I am sick, and I write this from bed, all padded up with flannel and polarfleece and down. I am not very sick--just a cold, but a nasty one, with parched, cracked lips, coated tongue, spacy headache, chesty cough. I have gone through a box of Kleenex.
The dogs are cowering downstairs, as though afraid they will catch what I have.
I don't get sick very often, but when I do it brings me right back, BAM!, to childhood. As I lay in bed this morning, comforter to my chin, eyes closed, I could hear cars whizzing past, and chickadees chattering in the bare branches of the lilac bush, and I could feel the cold breeze on my face. And suddenly I was eight years old again, and it was February, after a heavy wet snow, and cars hissed past on the melting pavement, and birds chirped from their snowy branches, and I had a fever and was drifting in and out of sleep at home in bed instead of at school, eating cupcakes at the class Valentine's Day party.
What made me remember that so suddenly and so acutely this morning? The quality of the weak sunshine? The sound of the birds?
Memories of childhood illness are vivid. One year--I cannot remember my age, but I was still small--I became very ill, with a high fever, and in the middle of the night, restless, unable to sleep, the sheet tangled and hot, I cried, and my sister Nancy took me downstairs and made a nest for me on the couch and read aloud first the Snow Queen and then the entire story of the Nutcracker, the house all around us dark and quiet, everyone else asleep.
And the fantastic tale of children hiding under a huge woman's skirts, and the scary Uncle Drosselmeyer, and the chopping teeth of a nutcracker and the rats and the ice and the evil glittering snow queen and the sleigh and the doomed children all swirled together and after Nancy went back to bed I had strange, fantastic nightmares, voices jabbering, talking fast, talking unbearably slowly, things getting bigger and then getting smaller.

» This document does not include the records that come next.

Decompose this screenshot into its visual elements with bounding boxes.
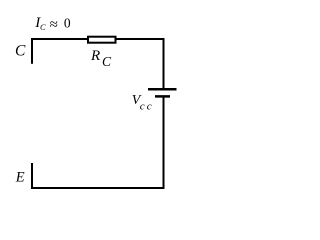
battery VCC top plate (long): [148, 88, 177, 91]
svg-text:R: R: [90, 48, 100, 64]
label RC: [90, 48, 112, 69]
wire right vertical lower (battery to bottom corner): [163, 96, 165, 189]
resistor RC body: [88, 37, 116, 43]
wire C terminal stub: [31, 38, 33, 64]
battery VCC bottom plate (short): [155, 95, 170, 98]
svg-text:0: 0: [64, 15, 71, 30]
svg-text:C: C: [102, 54, 112, 69]
wire bottom horizontal: [31, 187, 165, 189]
wire right vertical upper (to battery): [163, 38, 165, 89]
svg-text:≈: ≈: [50, 17, 58, 33]
svg-text:C: C: [15, 42, 26, 59]
wire E terminal stub: [31, 163, 33, 189]
label VCC: [132, 93, 154, 113]
svg-text:E: E: [15, 170, 25, 186]
wire top horizontal (C corner to top-right corner): [31, 38, 165, 40]
label IC approx 0: [34, 15, 71, 33]
svg-text:cc: cc: [140, 101, 154, 113]
svg-text:C: C: [40, 22, 46, 32]
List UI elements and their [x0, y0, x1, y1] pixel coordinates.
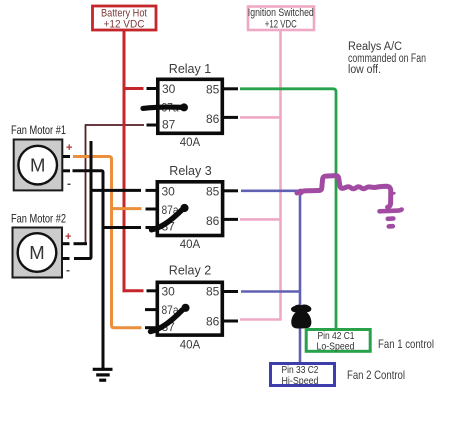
note text realys A/C: [348, 41, 426, 76]
svg-text:40A: 40A: [180, 137, 201, 149]
relay 2 stubs: [145, 291, 238, 328]
svg-text:87: 87: [162, 118, 176, 132]
diode blob on fan2 control line: [291, 304, 311, 328]
wire blue relay3 pin85 to pin33 box: [241, 191, 300, 363]
svg-text:30: 30: [162, 82, 176, 96]
svg-text:Relay 3: Relay 3: [169, 164, 211, 178]
svg-text:Lo-Speed: Lo-Speed: [317, 341, 355, 353]
ground: [93, 369, 113, 380]
relay U1 Relay 1: [158, 62, 223, 149]
relay 3 contact arm: [152, 204, 189, 230]
relay U3 Relay 3: [157, 164, 222, 251]
fan motor 2: [11, 212, 71, 278]
wire blue relay2 pin85 branch: [241, 290, 300, 293]
svg-text:86: 86: [206, 315, 220, 329]
purple highlighter trace to chassis ground: [297, 176, 402, 227]
svg-text:+: +: [65, 231, 71, 243]
wire red branch to relay1 pin30: [124, 87, 144, 90]
svg-text:Ignition Switched: Ignition Switched: [248, 7, 314, 19]
svg-text:Relay 1: Relay 1: [169, 62, 211, 76]
wire green relay1 pin85 to pin42 box: [240, 89, 336, 329]
svg-text:Fan Motor #1: Fan Motor #1: [11, 123, 66, 137]
svg-text:40A: 40A: [180, 239, 201, 251]
wire pink branch to relay3 pin86: [240, 218, 282, 221]
wire pink branch to relay1 pin86: [240, 116, 282, 119]
svg-text:85: 85: [206, 185, 220, 199]
svg-text:Realys A/C: Realys A/C: [348, 41, 402, 53]
pin 42 C1 lo-speed connector box: [306, 330, 370, 353]
ignition switched +12V source box: [248, 7, 314, 31]
svg-text:30: 30: [162, 285, 176, 299]
svg-text:Relay 2: Relay 2: [169, 264, 211, 278]
svg-text:40A: 40A: [180, 340, 201, 352]
pin 33 C2 hi-speed connector box: [271, 364, 335, 387]
svg-text:-: -: [67, 177, 71, 191]
wire black relay3 pin87 to ground line: [103, 226, 141, 229]
wire maroon vertical to fan motor 2 plus: [85, 124, 87, 244]
wire red branch to relay2 pin30: [123, 289, 144, 292]
svg-text:85: 85: [206, 83, 220, 97]
svg-text:86: 86: [206, 112, 220, 126]
svg-text:Fan 1 control: Fan 1 control: [378, 337, 434, 351]
wire black to relay3 pin30: [90, 141, 142, 190]
wire pink bottom elbow to relay2 pin86: [240, 318, 282, 321]
svg-text:Hi-Speed: Hi-Speed: [282, 375, 319, 387]
relay 1 contact arm: [143, 103, 188, 111]
svg-text:-: -: [66, 263, 70, 277]
wire black fan motor1 negative lead: [73, 171, 104, 368]
svg-text:M: M: [30, 155, 45, 176]
svg-text:Fan 2 Control: Fan 2 Control: [347, 368, 405, 382]
svg-text:+12 VDC: +12 VDC: [265, 19, 297, 31]
fan motor 1: [11, 123, 72, 191]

And one year I lay sick in Kristin's big bed between the windows. (I slept on a mattress on the floor in those years, but graduated to someone's bed when I was ill.) If I turned to the left I could see the streetlight at the end of our block, a comforting yellow glow. I could hear the clink of dishes and muffled chatter of my family downstairs, eating dinner, and I felt very alone. As I stared at the streetlight a little face appeared, the face of an elfin man who lived inside the lamp's glass cover. He scared me. He knew me. He looked right at me. I looked away, and when I looked back he had grown bigger. He grinned at me evilly.
Over the next few minutes, I looked away, afraid to meet his eye, and then looked back again, afraid not to keep watch. And each time I looked he had grown bigger, and had come closer, and all the while giving me his evil, knowing smile, until he was right outside my window, face pressed up against the glass, mouth leering, eyes all-seeing--
Kristin rushed up the stairs. She calmed me down. She told me that I was dreaming, that there was no man at the window, no man in the streetlight, nobody was trying to hurt me. She joked about it until I smiled. She pulled the covers up and lay her cool hand across my hot forehead and told me to go back to sleep.
After she left, I turned to the window again. The man was back in the streetlight, looking at me and laughing. But this time, somehow, I knew he'd stay there.
Photo: Nancy, me, Holly, Guv. I am not sick, though I look rather pathetic. It was just the sun in my eyes.